Stochastic First-Order Methods with Non-smooth and Non-Euclidean Proximal Terms for Nonconvex High-Dimensional Stochastic Optimization
Yue Xie, Jiawen Bi, Hongcheng Liu
TL;DR
The paper tackles high-dimensional stochastic nonconvex optimization by introducing dimension-insensitive stochastic first-order methods (DISFOMs) that permit non-Euclidean and non-smooth proximal terms. It develops two closed-form proximal options and analyzes gradient estimators (minibatch and variance reduction), proving that DISFOMs achieve $O((\log d)/\epsilon^4)$ and $O((\log d)^{2/3}/\epsilon^{10/3})$ sample complexities respectively for obtaining an $\epsilon$-stationary point, with the latter representing a leading dependence on the dimension $d$. The theoretical results are complemented by numerical experiments showing dimension-stability and competitiveness against traditional proximal SGD/SVRG and SMD methods.
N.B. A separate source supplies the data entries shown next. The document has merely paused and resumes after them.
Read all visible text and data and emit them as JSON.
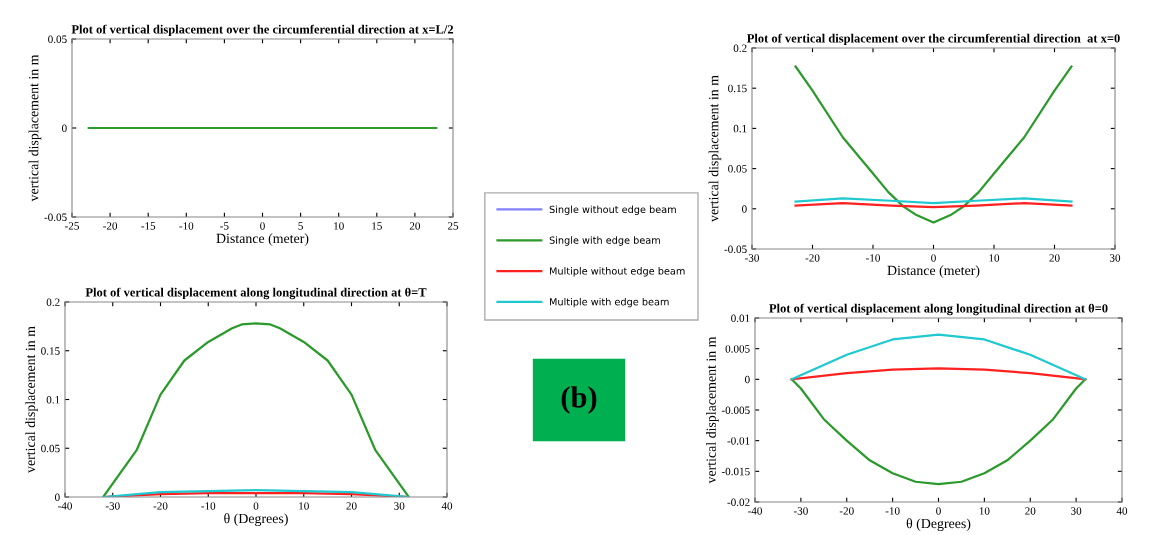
{
  "chart_data": [
    {
      "type": "line",
      "title": "Plot of vertical displacement over the circumferential direction at x=L/2",
      "xlabel": "Distance (meter)",
      "ylabel": "vertical displacement in m",
      "xlim": [
        -25,
        25
      ],
      "ylim": [
        -0.05,
        0.05
      ],
      "xticks": [
        -25,
        -20,
        -15,
        -10,
        -5,
        0,
        5,
        10,
        15,
        20,
        25
      ],
      "yticks": [
        -0.05,
        0,
        0.05
      ],
      "legend": "right",
      "annotations": [
        "(b)"
      ],
      "series": [
        {
          "name": "Single without edge beam",
          "color": "#8080ff"
        },
        {
          "name": "Single with edge beam",
          "color": "#2a9a2a",
          "x": [
            -22.8,
            -12.8,
            0,
            12.8,
            22.8
          ],
          "values": [
            0,
            0,
            0,
            0,
            0
          ]
        },
        {
          "name": "Multiple without edge beam",
          "color": "#ff2020"
        },
        {
          "name": "Multiple with edge beam",
          "color": "#20c8d0"
        }
      ]
    },
    {
      "type": "line",
      "title": "Plot of vertical displacement over the circumferential direction  at x=0",
      "xlabel": "Distance (meter)",
      "ylabel": "vertical displacement in m",
      "xlim": [
        -30,
        30
      ],
      "ylim": [
        -0.05,
        0.2
      ],
      "xticks": [
        -30,
        -20,
        -10,
        0,
        10,
        20,
        30
      ],
      "yticks": [
        -0.05,
        0,
        0.05,
        0.1,
        0.15,
        0.2
      ],
      "series": [
        {
          "color": "#2a9a2a",
          "x": [
            -22.8,
            -20,
            -15,
            -10,
            -7.5,
            -5,
            -3,
            0,
            3,
            5,
            7.5,
            10,
            15,
            20,
            22.8
          ],
          "values": [
            0.177,
            0.147,
            0.089,
            0.044,
            0.021,
            0.003,
            -0.007,
            -0.017,
            -0.007,
            0.003,
            0.021,
            0.044,
            0.089,
            0.147,
            0.177
          ]
        },
        {
          "color": "#ff2020",
          "x": [
            -22.8,
            -15,
            -7,
            0,
            7,
            15,
            22.8
          ],
          "values": [
            0.004,
            0.007,
            0.004,
            0.002,
            0.004,
            0.007,
            0.004
          ]
        },
        {
          "color": "#20c8d0",
          "x": [
            -22.8,
            -15,
            -7,
            0,
            7,
            15,
            22.8
          ],
          "values": [
            0.009,
            0.013,
            0.01,
            0.007,
            0.01,
            0.013,
            0.009
          ]
        }
      ]
    },
    {
      "type": "line",
      "title": "Plot of vertical displacement along longitudinal direction at θ=T",
      "xlabel": "θ (Degrees)",
      "ylabel": "vertical displacement in m",
      "xlim": [
        -40,
        40
      ],
      "ylim": [
        0,
        0.2
      ],
      "xticks": [
        -40,
        -30,
        -20,
        -10,
        0,
        10,
        20,
        30,
        40
      ],
      "yticks": [
        0,
        0.05,
        0.1,
        0.15,
        0.2
      ],
      "series": [
        {
          "color": "#2a9a2a",
          "x": [
            -32,
            -25,
            -20,
            -15,
            -10,
            -5,
            -3,
            0,
            3,
            5,
            10,
            15,
            20,
            25,
            32
          ],
          "values": [
            0,
            0.048,
            0.105,
            0.14,
            0.159,
            0.173,
            0.177,
            0.178,
            0.177,
            0.173,
            0.159,
            0.14,
            0.105,
            0.048,
            0
          ]
        },
        {
          "color": "#ff2020",
          "x": [
            -32,
            -20,
            -10,
            0,
            10,
            20,
            32
          ],
          "values": [
            0,
            0.003,
            0.004,
            0.004,
            0.004,
            0.003,
            0
          ]
        },
        {
          "color": "#20c8d0",
          "x": [
            -32,
            -20,
            -10,
            0,
            10,
            20,
            32
          ],
          "values": [
            0,
            0.005,
            0.006,
            0.007,
            0.006,
            0.005,
            0
          ]
        }
      ]
    },
    {
      "type": "line",
      "title": "Plot of vertical displacement along longitudinal direction at θ=0",
      "xlabel": "θ (Degrees)",
      "ylabel": "vertical displacement in m",
      "xlim": [
        -40,
        40
      ],
      "ylim": [
        -0.02,
        0.01
      ],
      "xticks": [
        -40,
        -30,
        -20,
        -10,
        0,
        10,
        20,
        30,
        40
      ],
      "yticks": [
        -0.02,
        -0.015,
        -0.01,
        -0.005,
        0,
        0.005,
        0.01
      ],
      "series": [
        {
          "color": "#2a9a2a",
          "x": [
            -32,
            -30,
            -25,
            -20,
            -15,
            -10,
            -5,
            0,
            5,
            10,
            15,
            20,
            25,
            30,
            32
          ],
          "values": [
            0,
            -0.0015,
            -0.0065,
            -0.01,
            -0.0132,
            -0.0153,
            -0.0167,
            -0.0171,
            -0.0167,
            -0.0153,
            -0.0132,
            -0.01,
            -0.0065,
            -0.0015,
            0
          ]
        },
        {
          "color": "#ff2020",
          "x": [
            -32,
            -20,
            -10,
            0,
            10,
            20,
            32
          ],
          "values": [
            0,
            0.001,
            0.0016,
            0.0018,
            0.0016,
            0.001,
            0
          ]
        },
        {
          "color": "#20c8d0",
          "x": [
            -32,
            -20,
            -10,
            0,
            10,
            20,
            32
          ],
          "values": [
            0,
            0.004,
            0.0065,
            0.0073,
            0.0065,
            0.004,
            0
          ]
        }
      ]
    }
  ]
}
Overall, the approach provides a scalable pathway for nonconvex stochastic optimization in settings where dimension and non-smooth proximal terms would otherwise hinder performance.
Abstract
When the nonconvex problem is complicated by stochasticity, the sample complexity of stochastic first-order methods may depend linearly on the problem dimension, which is undesirable for large-scale problems. In this work, we propose dimension-insensitive stochastic first-order methods (DISFOMs) to address nonconvex optimization with expected-valued objective function. Our algorithms allow for non-Euclidean and non-smooth distance functions as the proximal terms. Under mild assumptions, we show that DISFOM using minibatches to estimate the gradient enjoys sample complexity of $ \mathcal{O} ( (\log d) / ε^4 ) $ to obtain an $ε$-stationary point. Furthermore, we prove that DISFOM employing variance reduction can sharpen this bound to $\mathcal{O} ( (\log d)^{2/3}/ε^{10/3} )$, which perhaps leads to the best-known sample complexity result in terms of $d$. We provide two choices of the non-smooth distance functions, both of which allow for closed-form solutions to the proximal step. Numerical experiments are conducted to illustrate the dimension insensitive property of the proposed frameworks.